À l’inverse, sans intervention américaine, un autre risque existe pour Israël : que le conflit dure, s’enlise et devienne une guerre aérienne et balistique d’attrition. «Il devient de plus en plus évident que la stratégie de Téhéran consiste à mener une guerre d’usure, une répétition de la ’guerre des villes’ que l’Iran a menée contre l’Irak dans les années 1980», écrit ainsi le journaliste israélien David E. Rosenberg dans une autre célèbre revue américaine, Foreign Policy. Or, «l’armée israélienne est capable de prouesses remarquables, mais ses ressources sont limitées en termes de personnel, d’armement, de munitions et de budget». Malgré des frappes réussies contre les missiles balistiques adverses et un contrôle du ciel au-dessus de l’Iran, Israël voit son bouclier anti-missiles montrer des signes de faiblesse. Et les munitions Arrow capables d’arrêter les vecteurs iraniens les plus perfectionnés sont longues à produire, et surtout dispendieuses.
Risque de guerre d’usure
«Il devient de plus en plus évident que la conclusion de la guerre israélo-iranienne ne sera pas aussi nette que son début», craint ainsi David E. Rosenberg qui dessine deux avenirs. Dans le premier, l’ayatollah Khamenei boit au «calice empoisonné», à l’image de son prédécesseur Khomeini en 1988 qui avait lui-même forgé cette expression pour évoquer la paix au goût amer qu’il avait fini par accepter pour mettre un terme à la longue guerre Iran-Irak. Mais dans ce cas, qui impliquerait un retour aux négociations, le dirigeant islamiste pourrait obtenir des concessions. Dans le second, jugé «plus plausible» par le journaliste israélien, Khamenei refuserait de boire et poursuivrait le combat pendant des mois voire des années, en tentant d’encaisser les coups. «Ce serait le dirigeant iranien qui canaliserait la stratégie de Vladimir Poutine en Ukraine, misant sur l’idée que son pays peut finalement remporter une guerre d’usure en épuisant son adversaire», conclut-il dans Foreign Policy.
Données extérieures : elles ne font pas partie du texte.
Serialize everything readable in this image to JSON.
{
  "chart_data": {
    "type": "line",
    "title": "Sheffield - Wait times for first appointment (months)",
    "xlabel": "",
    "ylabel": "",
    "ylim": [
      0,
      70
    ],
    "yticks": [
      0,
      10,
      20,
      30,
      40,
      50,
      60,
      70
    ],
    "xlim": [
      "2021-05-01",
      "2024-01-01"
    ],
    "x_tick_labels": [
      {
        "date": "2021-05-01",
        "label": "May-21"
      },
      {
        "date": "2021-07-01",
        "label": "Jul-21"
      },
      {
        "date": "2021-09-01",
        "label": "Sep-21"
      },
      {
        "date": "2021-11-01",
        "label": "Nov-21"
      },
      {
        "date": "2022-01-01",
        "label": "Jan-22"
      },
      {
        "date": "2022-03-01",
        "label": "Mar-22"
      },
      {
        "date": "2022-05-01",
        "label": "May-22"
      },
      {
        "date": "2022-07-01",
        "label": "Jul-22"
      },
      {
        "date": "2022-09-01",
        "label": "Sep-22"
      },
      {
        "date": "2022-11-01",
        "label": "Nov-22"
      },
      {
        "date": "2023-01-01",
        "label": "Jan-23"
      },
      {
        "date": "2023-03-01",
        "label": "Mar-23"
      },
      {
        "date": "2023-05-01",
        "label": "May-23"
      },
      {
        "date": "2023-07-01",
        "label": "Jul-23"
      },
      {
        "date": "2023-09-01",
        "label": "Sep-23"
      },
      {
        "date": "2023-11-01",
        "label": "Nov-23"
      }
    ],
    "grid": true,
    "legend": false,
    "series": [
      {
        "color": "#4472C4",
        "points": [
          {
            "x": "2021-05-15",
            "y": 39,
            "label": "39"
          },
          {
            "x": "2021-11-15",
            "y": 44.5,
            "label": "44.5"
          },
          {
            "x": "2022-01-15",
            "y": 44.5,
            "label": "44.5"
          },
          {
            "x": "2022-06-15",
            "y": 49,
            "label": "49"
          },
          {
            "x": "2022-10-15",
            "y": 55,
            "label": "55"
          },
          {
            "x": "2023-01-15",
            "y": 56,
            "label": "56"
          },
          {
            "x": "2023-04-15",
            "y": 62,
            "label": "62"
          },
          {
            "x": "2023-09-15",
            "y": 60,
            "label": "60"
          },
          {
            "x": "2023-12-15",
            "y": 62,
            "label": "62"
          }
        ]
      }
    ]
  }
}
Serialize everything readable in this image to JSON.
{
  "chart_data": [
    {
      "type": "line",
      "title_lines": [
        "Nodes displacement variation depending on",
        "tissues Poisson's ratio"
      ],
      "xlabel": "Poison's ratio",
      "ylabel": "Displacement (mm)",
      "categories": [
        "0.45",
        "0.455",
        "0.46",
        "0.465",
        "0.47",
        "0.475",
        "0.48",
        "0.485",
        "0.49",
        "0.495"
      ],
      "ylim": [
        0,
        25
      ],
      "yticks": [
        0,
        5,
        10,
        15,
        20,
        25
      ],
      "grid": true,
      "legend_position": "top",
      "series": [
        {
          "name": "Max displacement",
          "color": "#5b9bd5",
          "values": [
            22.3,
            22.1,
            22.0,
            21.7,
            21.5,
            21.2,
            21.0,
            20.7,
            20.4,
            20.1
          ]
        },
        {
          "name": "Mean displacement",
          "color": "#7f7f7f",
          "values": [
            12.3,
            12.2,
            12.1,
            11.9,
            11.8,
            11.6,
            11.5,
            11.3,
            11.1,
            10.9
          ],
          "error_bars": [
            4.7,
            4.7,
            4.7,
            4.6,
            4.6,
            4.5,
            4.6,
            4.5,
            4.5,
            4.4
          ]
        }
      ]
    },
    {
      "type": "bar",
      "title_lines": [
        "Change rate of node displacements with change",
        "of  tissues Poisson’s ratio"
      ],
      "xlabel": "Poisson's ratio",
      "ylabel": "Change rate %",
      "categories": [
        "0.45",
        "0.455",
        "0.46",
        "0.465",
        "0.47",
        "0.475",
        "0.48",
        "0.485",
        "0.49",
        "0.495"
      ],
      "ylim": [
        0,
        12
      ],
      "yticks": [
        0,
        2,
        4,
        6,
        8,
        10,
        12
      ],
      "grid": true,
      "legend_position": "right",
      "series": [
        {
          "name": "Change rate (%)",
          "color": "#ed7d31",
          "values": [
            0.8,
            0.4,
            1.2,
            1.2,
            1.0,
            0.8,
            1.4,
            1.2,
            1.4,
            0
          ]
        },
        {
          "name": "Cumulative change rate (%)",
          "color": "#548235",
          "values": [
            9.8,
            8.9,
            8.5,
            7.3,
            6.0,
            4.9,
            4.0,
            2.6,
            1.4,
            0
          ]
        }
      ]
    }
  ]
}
À cette possible impasse, les Israéliens, soutenus ou non par les Américains, pourraient choisir la voie du changement de régime. Mais, là encore, Robert A. Pape est catégorique : des bombardements stratégiques, seuls, n’ont jamais mené à l’avènement d’un nouveau pouvoir favorable à l’État à l’origine de ces frappes, mais, au contraire, alimente le nationalisme contre l’étranger. C’est le cœur de la théorie du professeur de l’Université de Chicago depuis son livre de référence, Bombing to Win: Air Power and Coercion in War, sorti en 1996. Quant à une invasion au sol de l’Iran, elle réveillerait le spectre irakien, celui d’un interminable bourbier. Un argument dont Donald Trump a fait son beurre politique des années durant sur le thème des guerres sans fin et du nécessaire «retour des guys» à la maison.